Adaptant une nouvelle de Philip K. Dick et s’engouffrant dans un sillon post-Matrix labouré avant lui par le tank Inception, L’Agence fait son marché, à son tour, au rayon réalités parallèles et paranoïa. Fauché in extremis dans sa course au Sénat par des médias mal intentionnés, un jeune et brillant politicien (Matt Damon, toujours impeccable) fait une pause pipi avant de monter sur scène consoler ses ouailles. Hasard, coïncidence : aux pipi-rooms une fille s’était cachée, une fille de rêve qui vaut à Damon un coup de foudre (belle scène de séduction, joliment écrite, qui donne de l’espoir dans le film à venir) et un regain d’inspiration au moment de prononcer son discours (ironisant sur l’emprise de ses conseillers en communication, il envoie valser ses notes, parle en enfant du peuple, faisant mine en cela de s’émanciper d’un storytelling dont en fait il décuple l’efficacité). Lancé plus tard sur la trace de la fille, Damon tombe sur un os. Une équipée de professionnels à chapeaux lui barre la route, révélant que, de hasard et de coïncidences, il n’y a point.

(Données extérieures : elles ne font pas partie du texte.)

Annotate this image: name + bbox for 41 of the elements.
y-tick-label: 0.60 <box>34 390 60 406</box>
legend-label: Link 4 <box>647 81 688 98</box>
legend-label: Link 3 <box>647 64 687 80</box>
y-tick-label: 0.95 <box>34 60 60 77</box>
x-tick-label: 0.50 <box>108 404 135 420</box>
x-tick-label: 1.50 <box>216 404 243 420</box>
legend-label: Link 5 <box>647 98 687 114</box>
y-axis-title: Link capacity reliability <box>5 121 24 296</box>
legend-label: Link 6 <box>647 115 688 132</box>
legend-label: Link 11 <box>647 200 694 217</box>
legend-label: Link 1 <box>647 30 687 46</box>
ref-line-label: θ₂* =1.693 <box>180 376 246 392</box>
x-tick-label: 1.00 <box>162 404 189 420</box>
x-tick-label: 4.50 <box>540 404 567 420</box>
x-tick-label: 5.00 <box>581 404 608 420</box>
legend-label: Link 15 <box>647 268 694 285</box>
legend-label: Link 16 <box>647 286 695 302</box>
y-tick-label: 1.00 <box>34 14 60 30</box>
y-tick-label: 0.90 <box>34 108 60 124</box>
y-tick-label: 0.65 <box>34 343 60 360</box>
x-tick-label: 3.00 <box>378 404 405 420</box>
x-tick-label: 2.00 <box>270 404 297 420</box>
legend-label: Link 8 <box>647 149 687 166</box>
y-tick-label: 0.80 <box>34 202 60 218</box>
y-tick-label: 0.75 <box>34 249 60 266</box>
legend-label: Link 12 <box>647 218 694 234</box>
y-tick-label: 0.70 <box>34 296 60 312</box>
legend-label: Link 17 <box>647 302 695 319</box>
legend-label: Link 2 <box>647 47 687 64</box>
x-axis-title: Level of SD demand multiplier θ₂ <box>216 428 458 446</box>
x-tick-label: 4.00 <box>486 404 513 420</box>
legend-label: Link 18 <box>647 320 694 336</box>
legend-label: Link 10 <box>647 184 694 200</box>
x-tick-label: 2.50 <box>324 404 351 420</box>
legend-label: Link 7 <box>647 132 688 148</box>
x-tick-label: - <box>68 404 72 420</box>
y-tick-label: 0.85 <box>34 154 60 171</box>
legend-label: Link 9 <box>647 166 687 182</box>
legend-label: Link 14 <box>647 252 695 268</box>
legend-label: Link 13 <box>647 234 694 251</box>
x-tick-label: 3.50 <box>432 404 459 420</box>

Tout, en fait, obéit à un plan, à la nécessité supérieure d’un destin dont les types à chapeaux sont les petites mains agiles et qui, dans le cas de Damon, doit le propulser à la Maison Blanche mais exclut la romance avec la belle inconnue des toilettes.
Pitch amusant et canevas connu, celui de la totalité comme complot, promesse de voyage paranoïaque sous la surface des choses, là où dans l’ombre, on tire les ficelles. Quoi de neuf ici ? Un usage moins universel (malgré le clairon métaphysique de la tagline : « Sommes-nous maîtres de notre destin ? ») que strictement américain. Soit le remake catéchistique de Matrix, prenant des détours hi-tech pour rappeler de qui le patron de la Maison Blanche est censé tirer sa légitimité – le film ne fait pas mystère longtemps de l’identité du grand architecte qui veille sur le « plan ». Habile manière de réconcilier deux pôles apparemment contradictoires de l’idéologie américaine : éloge du libre-arbitre d’un côté, destinée impérieuse d’une « Nation Under God », de l’autre. Le film trouve le gros de son action dans cette (fausse) lutte, quand Matt Damon essaie de passer entre les mailles de la grande toile tendue par l’ « agence », court à toutes jambes dans New York où à chaque coin de rue guettent les types à chapeaux. Et c’est un peu un problème parce que, à cet exercice, L’Agence n’est pas vraiment fortiche.
C’est un problème de croyance tout simple : pour s’amuser à pareil scénario (dans une hyper société de contrôle, un maillon de la chaine résiste et finit par gripper la machine), il faut être en mesure de croire absolument dans la toute-puissance de la machinerie tyrannique, autant que dans l’ingéniosité du fugitif. Difficile ici tant le scénario semble condamné à reconsidérer perpétuellement l’un et l’autre en fonction de ses besoins (les agents à chapeaux sont omniscients mais se font griller connement à la course à pied), à la limite de l’improvisation et au gré de trouvailles assez cheap repêchées d’un vieux Zelda – chapeaux magiques, pluie qui brouille les radars divins, portes qui, hop, font traverser la ville en un claquement de doigt. Privé de cette efficacité indispensable, L’Agence rate son coup, et même ennuie un peu une fois passée la première moitié. Reste que le film, à l’inverse d’Inception, se traverse sans menace de migraine ni véritable déplaisir, et qu’il a le mérite de ce scoop, révélé l’air de rien : Dieu, comme Hollywood, vote démocrate.